Светлый фон

Дело было в шестидесятых. Улицы Америки стали ареной борьбы. Борьбы против всего – против войны, против мира – по крайней мере в обществе и в душе человеческой, против устоев всё того же общества. В-общем, не успели мои будущие дед с бабкой опомниться, как мама оказалась в колонии хиппи, где все ходили голышом и курили травку, а затем в рядах пресловутых «везерменов», американских террористов, откуда был прямой путь в тюрьму, либо… Тут-то ее родители опомнились и поспешно собрались на «Землю Обетованную». Но было уже поздно. Прежней Мирьям Рихтер больше не существовало.

Странный путь проделала моя мама. Уйти от перспективы надеть парик на стриженую голову, затем раздеться догола в лагере хиппи, чтобы, в конце концов, закутать всё ту же голову в мусульманскую шаль.

Мама рассказывала, каково ей было менять веру. Нет, не в душе, там-то как раз всё было тихо. Но сначала в министерстве по делам религий какой-то хмырь уговаривал ее не переходить в ислам. Устроил форменный допрос, записывал имена и телефоны родственников, прежних и будущих. Он должен был выдать ей бумагу, с которой предстояло пойти сначала к кади в Мадине, затем поехать к адвокату в Аль-Кудс, который евреи зовут Иерусалим, затем опять в Мадину, затем опять в Аль-Кудс. Короче, не знаю, сколько сотен километров отец намотал на своем «мерседесе». Кади тоже стал выяснять, зачем это маме вдруг понадобился ислам. Мама честно ответила: «Чтобы выйти замуж». Кади почесал бороду: «Не нравится мне это.” Дальше, впрочем, было проще. В мусульманском суде маме следовало лишь сказать “Нет бога, кроме Аллаха, а Магомет – раб и посланник Его».

И в квартире за белой дверью появились на свет сначала мой брат Ахмед, затем моя сестра Монира, за ней Амира, потом брат Мазуз, после него будущий автор этих строк, сестра Лама, наш младший брат Анис, самая младшая сестра Хамда. Любопытно, что мама, которая некогда в Америке так решительно порвала со своей верой, здесь, приняв ислам, стала поститься в еврейский Судный день. Она и нас, детей, пыталась к этому привлечь, но безуспешно.

Подруг у нее не было.

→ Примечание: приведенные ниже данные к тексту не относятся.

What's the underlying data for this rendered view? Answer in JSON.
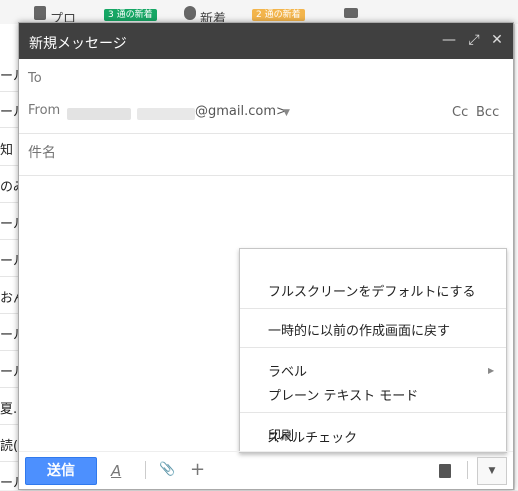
{
  "background": {
    "tabs": [
      {
        "label": "プロ",
        "badge": "3 通の新着",
        "badge_color": "#16a765"
      },
      {
        "label": "新着",
        "badge": "2 通の新着",
        "badge_color": "#f3b54c"
      }
    ],
    "list_fragments": [
      "ール",
      "ール",
      "知・",
      "のみ",
      "ール",
      "ール",
      "おん",
      "ール",
      "ール",
      "夏.",
      "読(",
      "ール"
    ]
  },
  "compose": {
    "title": "新規メッセージ",
    "controls": {
      "minimize": "—",
      "fullscreen": "⤢",
      "close": "✕"
    },
    "to_label": "To",
    "from_label": "From",
    "from_email_suffix": "@gmail.com>",
    "cc_label": "Cc",
    "bcc_label": "Bcc",
    "subject_placeholder": "件名"
  },
  "menu": {
    "items": [
      "フルスクリーンをデフォルトにする",
      "一時的に以前の作成画面に戻す",
      "ラベル",
      "プレーン テキスト モード",
      "印刷",
      "スペルチェック"
    ]
  },
  "toolbar": {
    "send_label": "送信",
    "format_icon": "A",
    "attach_icon": "📎",
    "insert_icon": "+",
    "more_icon": "▼"
  },
  "colors": {
    "title_bar": "#404040",
    "send_button": "#4d90fe"
  }
}
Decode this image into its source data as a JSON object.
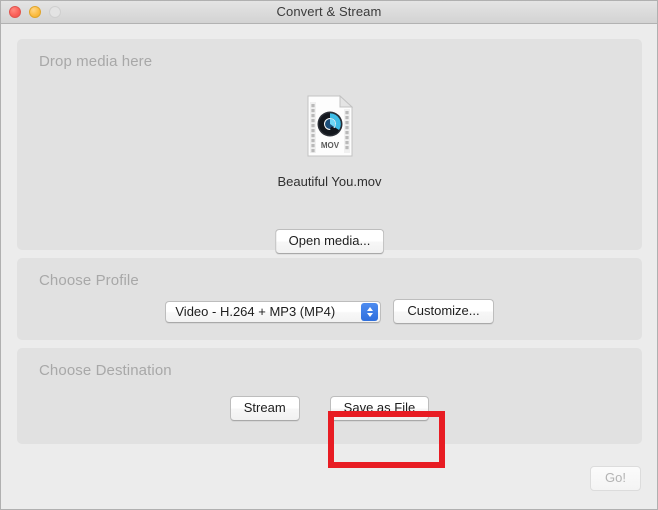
{
  "window": {
    "title": "Convert & Stream",
    "traffic_lights": [
      {
        "name": "close",
        "color": "#fb615a",
        "enabled": true
      },
      {
        "name": "minimize",
        "color": "#fcbd43",
        "enabled": true
      },
      {
        "name": "zoom",
        "color": "#e3e3e3",
        "enabled": false
      }
    ]
  },
  "media_panel": {
    "label": "Drop media here",
    "file": {
      "name": "Beautiful You.mov",
      "icon": "quicktime-mov-file-icon",
      "icon_badge": "MOV"
    },
    "open_media_button": "Open media..."
  },
  "profile_panel": {
    "label": "Choose Profile",
    "selected_profile": "Video - H.264 + MP3 (MP4)",
    "customize_button": "Customize..."
  },
  "destination_panel": {
    "label": "Choose Destination",
    "stream_button": "Stream",
    "save_as_file_button": "Save as File"
  },
  "footer": {
    "go_button": "Go!",
    "go_enabled": false
  },
  "annotation": {
    "highlight_color": "#e81c23",
    "target": "save-as-file-button"
  }
}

С отцом она разговаривала мало. Даже когда мы куда-то вместе выходили или выезжали, она оставалась молчаливой декорацией. Да и с нами, детьми, она не столько разговаривала, сколько рассказывала. Рассказывала о своем еврейском детстве, о своей американской юности. Наши дела ее интересовали куда меньше, чем собственное прошлое, и, похоже, с ее точки зрения нас самих тоже должны были интересовать куда меньше. Занимался нами отец. Мама же, всегда одетая в темное, тенью проплывала мимо нас по квартире, скорее – в свою скорлупу – к стирке, к посуде, к готовке.